Robert Bensen is a poet and retired colleague of Tom Travisano in the Hartwick College English Department.  This was his introduction at the first reading and book signing of “Love Unknown” Nov. 6 at the Green Toad Bookstore.

It doesn’t work that way. And don’t try it at home. And don’t let your kids try it either. But Jarrell’s outlandish savvy underscores one thing: We don’t know how poets and poems are made. Like all art, it’s a mystery we never stop
trying to solve.

We do know, however, that now and again, the universe plants among us a child whose way with words grows through trial and talent and long life, such that her compositions are read, spoken, cherished.

And now and again, the universe gives us a person whose apprehension of those writings grows commensurate with their greatness, whose vision helps us enter more fully the world, at once intimate and vast, that the poetry paints for us, helps us be more alive to the work that so moved him to dedicate his life to it.

I can just see one of Tom Travisano’s students, after a rapturous class on Bishop, ask, “Dr. Travisano, have you studied Elizabeth Bishop your whole life?” To which Tom replies (I imag-ine), “Not yet!”

I wonder what stirred in the young Tom Travisano 45 years ago, when the first Bishop poem lit up in him, lit the first steps on his life’s path to Nova Scotia, New York City, Cambridge, Mass., Rio de Janeiro, and the Amazon villages in Brazil, but always return to this small city in Upstate New York?

Her life’s work ended about when his began.

Was “The Imminent Will that stirs and urges everything” (in Hardy’s phrase) at the end of Bishop’s life passing the task of immortalizing her work into others’ hands?

What thread of fate led Travisano to seek out the whole canon of Bishop’s poetry, drafts, letters; to write his dissertation at the University of Virginia on a little known and less understood poet that would become his first book, “Elizabeth Bishop: Her Artistic Development.”

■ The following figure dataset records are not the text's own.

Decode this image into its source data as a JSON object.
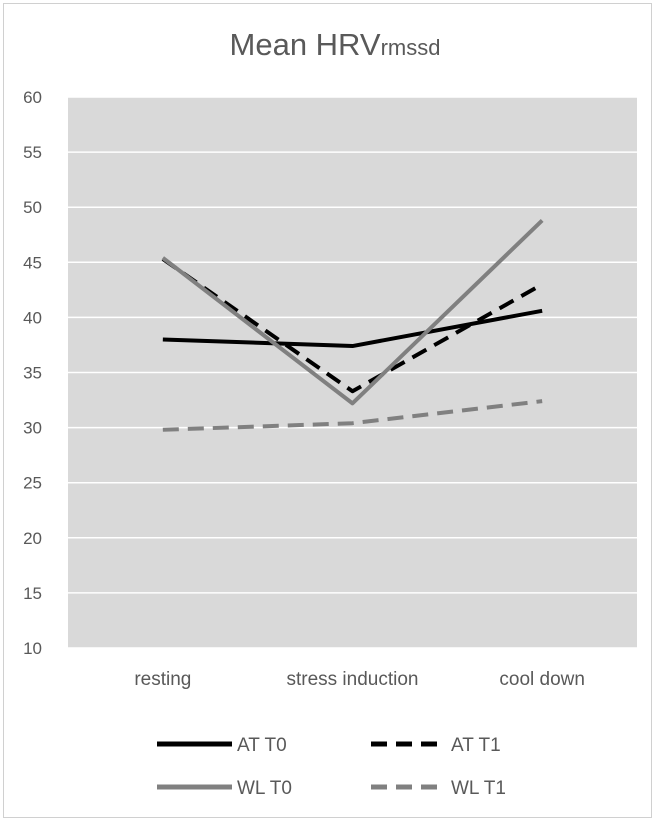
{
  "chart_data": {
    "type": "line",
    "title": "Mean HRV",
    "title_subscript": "rmssd",
    "categories": [
      "resting",
      "stress induction",
      "cool down"
    ],
    "ylim": [
      10,
      60
    ],
    "yticks": [
      10,
      15,
      20,
      25,
      30,
      35,
      40,
      45,
      50,
      55,
      60
    ],
    "grid": true,
    "legend_position": "bottom",
    "series": [
      {
        "name": "AT  T0",
        "values": [
          38.0,
          37.4,
          40.6
        ],
        "color": "#000000",
        "dashed": false
      },
      {
        "name": "AT  T1",
        "values": [
          45.3,
          33.3,
          43.0
        ],
        "color": "#000000",
        "dashed": true
      },
      {
        "name": "WL  T0",
        "values": [
          45.4,
          32.2,
          48.8
        ],
        "color": "#808080",
        "dashed": false
      },
      {
        "name": "WL  T1",
        "values": [
          29.8,
          30.4,
          32.4
        ],
        "color": "#808080",
        "dashed": true
      }
    ],
    "plot_background": "#d9d9d9",
    "gridline_color": "#ffffff"
  }
}
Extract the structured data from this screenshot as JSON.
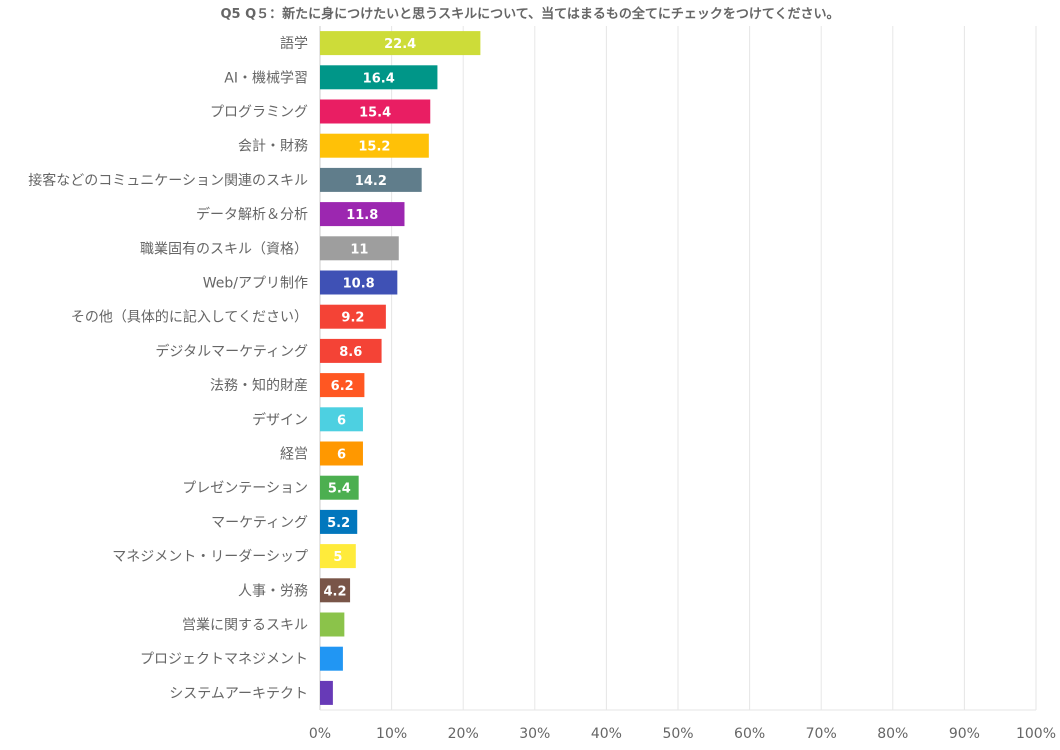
{
  "chart_data": {
    "type": "bar",
    "orientation": "horizontal",
    "title": "Q5 Q５：新たに身につけたいと思うスキルについて、当てはまるもの全てにチェックをつけてください。",
    "xlabel": "",
    "ylabel": "",
    "xlim": [
      0,
      100
    ],
    "x_tick_labels": [
      "0%",
      "10%",
      "20%",
      "30%",
      "40%",
      "50%",
      "60%",
      "70%",
      "80%",
      "90%",
      "100%"
    ],
    "grid": true,
    "legend": "none",
    "categories": [
      "語学",
      "AI・機械学習",
      "プログラミング",
      "会計・財務",
      "接客などのコミュニケーション関連のスキル",
      "データ解析＆分析",
      "職業固有のスキル（資格）",
      "Web/アプリ制作",
      "その他（具体的に記入してください）",
      "デジタルマーケティング",
      "法務・知的財産",
      "デザイン",
      "経営",
      "プレゼンテーション",
      "マーケティング",
      "マネジメント・リーダーシップ",
      "人事・労務",
      "営業に関するスキル",
      "プロジェクトマネジメント",
      "システムアーキテクト"
    ],
    "values": [
      22.4,
      16.4,
      15.4,
      15.2,
      14.2,
      11.8,
      11,
      10.8,
      9.2,
      8.6,
      6.2,
      6,
      6,
      5.4,
      5.2,
      5,
      4.2,
      3.4,
      3.2,
      1.8
    ],
    "data_labels": [
      "22.4",
      "16.4",
      "15.4",
      "15.2",
      "14.2",
      "11.8",
      "11",
      "10.8",
      "9.2",
      "8.6",
      "6.2",
      "6",
      "6",
      "5.4",
      "5.2",
      "5",
      "4.2",
      "",
      "",
      ""
    ],
    "colors": [
      "#cddc39",
      "#009688",
      "#e91e63",
      "#ffc107",
      "#607d8b",
      "#9c27b0",
      "#9e9e9e",
      "#3f51b5",
      "#f44336",
      "#f44336",
      "#ff5722",
      "#4dd0e1",
      "#ff9800",
      "#4caf50",
      "#0277bd",
      "#ffeb3b",
      "#795548",
      "#8bc34a",
      "#2196f3",
      "#673ab7"
    ]
  }
}
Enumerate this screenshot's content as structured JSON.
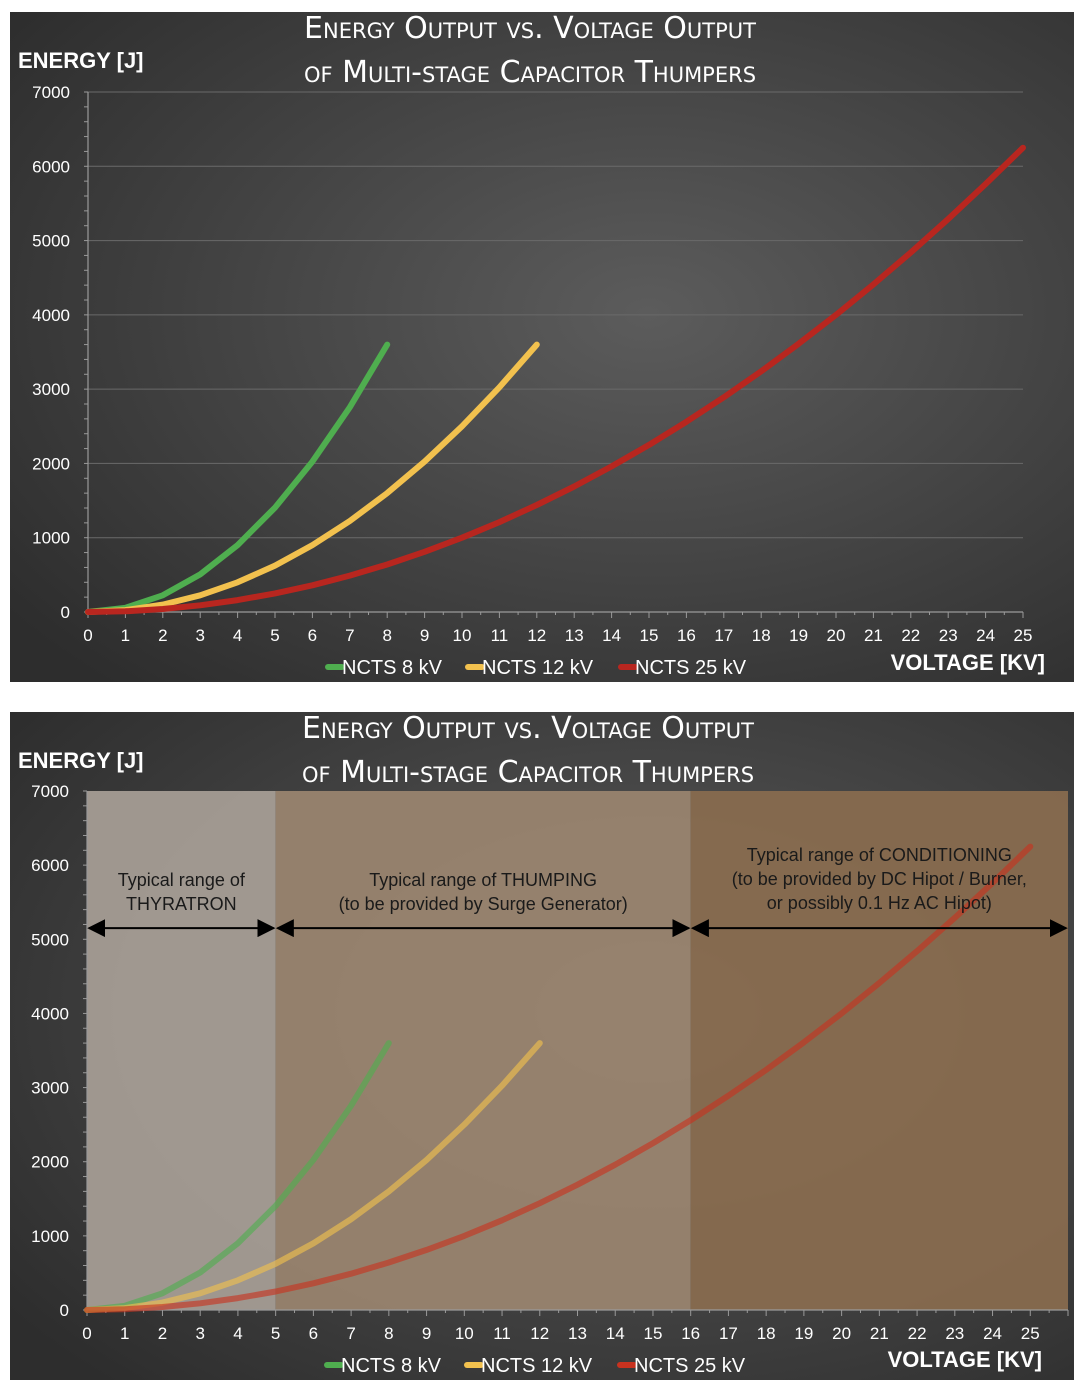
{
  "chart_data": [
    {
      "type": "line",
      "title_line1": "Energy Output vs. Voltage Output",
      "title_line2": "of Multi-stage Capacitor Thumpers",
      "ylabel": "ENERGY [J]",
      "xlabel": "VOLTAGE [KV]",
      "xlim": [
        0,
        25
      ],
      "ylim": [
        0,
        7000
      ],
      "x_ticks": [
        "0",
        "1",
        "2",
        "3",
        "4",
        "5",
        "6",
        "7",
        "8",
        "9",
        "10",
        "11",
        "12",
        "13",
        "14",
        "15",
        "16",
        "17",
        "18",
        "19",
        "20",
        "21",
        "22",
        "23",
        "24",
        "25"
      ],
      "y_ticks": [
        "0",
        "1000",
        "2000",
        "3000",
        "4000",
        "5000",
        "6000",
        "7000"
      ],
      "grid": true,
      "legend_position": "bottom",
      "series": [
        {
          "name": "NCTS 8 kV",
          "color": "#4fae4f",
          "x": [
            0,
            1,
            2,
            3,
            4,
            5,
            6,
            7,
            8
          ],
          "values": [
            0,
            56,
            225,
            506,
            900,
            1406,
            2025,
            2756,
            3600
          ]
        },
        {
          "name": "NCTS 12 kV",
          "color": "#f2c14e",
          "x": [
            0,
            1,
            2,
            3,
            4,
            5,
            6,
            7,
            8,
            9,
            10,
            11,
            12
          ],
          "values": [
            0,
            25,
            100,
            225,
            400,
            625,
            900,
            1225,
            1600,
            2025,
            2500,
            3025,
            3600
          ]
        },
        {
          "name": "NCTS 25 kV",
          "color": "#b8261f",
          "x": [
            0,
            1,
            2,
            3,
            4,
            5,
            6,
            7,
            8,
            9,
            10,
            11,
            12,
            13,
            14,
            15,
            16,
            17,
            18,
            19,
            20,
            21,
            22,
            23,
            24,
            25
          ],
          "values": [
            0,
            10,
            40,
            90,
            160,
            250,
            360,
            490,
            640,
            810,
            1000,
            1210,
            1440,
            1690,
            1960,
            2250,
            2560,
            2890,
            3240,
            3610,
            4000,
            4410,
            4840,
            5290,
            5760,
            6250
          ]
        }
      ]
    },
    {
      "type": "line",
      "title_line1": "Energy Output vs. Voltage Output",
      "title_line2": "of Multi-stage Capacitor Thumpers",
      "ylabel": "ENERGY [J]",
      "xlabel": "VOLTAGE [KV]",
      "xlim": [
        0,
        26
      ],
      "ylim": [
        0,
        7000
      ],
      "x_ticks": [
        "0",
        "1",
        "2",
        "3",
        "4",
        "5",
        "6",
        "7",
        "8",
        "9",
        "10",
        "11",
        "12",
        "13",
        "14",
        "15",
        "16",
        "17",
        "18",
        "19",
        "20",
        "21",
        "22",
        "23",
        "24",
        "25"
      ],
      "y_ticks": [
        "0",
        "1000",
        "2000",
        "3000",
        "4000",
        "5000",
        "6000",
        "7000"
      ],
      "grid": false,
      "legend_position": "bottom",
      "regions": [
        {
          "x_start": 0,
          "x_end": 5,
          "color": "#a89f97",
          "label_lines": [
            "Typical range of",
            "THYRATRON"
          ]
        },
        {
          "x_start": 5,
          "x_end": 16,
          "color": "#9b8570",
          "label_lines": [
            "Typical range of THUMPING",
            "(to be provided  by Surge Generator)"
          ]
        },
        {
          "x_start": 16,
          "x_end": 26,
          "color": "#8a6c4f",
          "label_lines": [
            "Typical range of CONDITIONING",
            "(to be provided  by DC Hipot / Burner,",
            "or possibly 0.1 Hz AC Hipot)"
          ]
        }
      ],
      "region_arrow_y": 5150,
      "series": [
        {
          "name": "NCTS 8 kV",
          "color": "#4fae4f",
          "x": [
            0,
            1,
            2,
            3,
            4,
            5,
            6,
            7,
            8
          ],
          "values": [
            0,
            56,
            225,
            506,
            900,
            1406,
            2025,
            2756,
            3600
          ]
        },
        {
          "name": "NCTS 12 kV",
          "color": "#f2c14e",
          "x": [
            0,
            1,
            2,
            3,
            4,
            5,
            6,
            7,
            8,
            9,
            10,
            11,
            12
          ],
          "values": [
            0,
            25,
            100,
            225,
            400,
            625,
            900,
            1225,
            1600,
            2025,
            2500,
            3025,
            3600
          ]
        },
        {
          "name": "NCTS 25 kV",
          "color": "#c8321f",
          "x": [
            0,
            1,
            2,
            3,
            4,
            5,
            6,
            7,
            8,
            9,
            10,
            11,
            12,
            13,
            14,
            15,
            16,
            17,
            18,
            19,
            20,
            21,
            22,
            23,
            24,
            25
          ],
          "values": [
            0,
            10,
            40,
            90,
            160,
            250,
            360,
            490,
            640,
            810,
            1000,
            1210,
            1440,
            1690,
            1960,
            2250,
            2560,
            2890,
            3240,
            3610,
            4000,
            4410,
            4840,
            5290,
            5760,
            6250
          ]
        }
      ]
    }
  ]
}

Then to place Bishop studies in the wider circle of Robert Lowell, Randall Jarrell and John Berryman, in his study, “Midcentury Quartet.” And then to widen his scope to all of American poetry in the three-volume “The New Anthology of American Poetry.”

Having scanned that transcontinental immensity, he returned to his first love, entirely textual I’m sure, to the other woman in Tom’s life (Elsa won’t mind), through the letters between Bishop and Robert Lowell, in his edition, “Words in Air.”

Then attending to Bishop’s future, a study of “Elizabeth Bishop in the 21st Century, Reading the New Editions.”
And now, the culmination of his lifelong (so far!) study, the book we are all privileged to be part of launching tonight, “Love Unknown.”

Through that whole career, the love and support of his family supported him in his addiction: his wife Elsa, son Michael and daughter Emily.

Professor of English at Hartwick College, English Department chair, endowed Babcock Professor of English, twice a Winifred Wandersee Scholar, Travisano won numerous teaching and research and trustee awards, as well external support from the Guggenheim Foundation and fellowships from the National Endowment for the Humanities, founded and still serves as president of the Elizabeth Bishop Society, wrote and delivered countless (I gave up) articles, chapters, reviews, lectures, interviews with the BBC, across the nation, across the Americas, across the ocean, maybe Mars someday – anymore and I’m going to need oxygen.

We don’t know how poems and poets are made, but we know that the best that can happen for a poet
is to have a reader as brilliant and articulate as Tom Travisano whose dedication carries her work forward, so we reap the reward of understanding. Please give a generous hand of applause to Dr. Tom Travisano.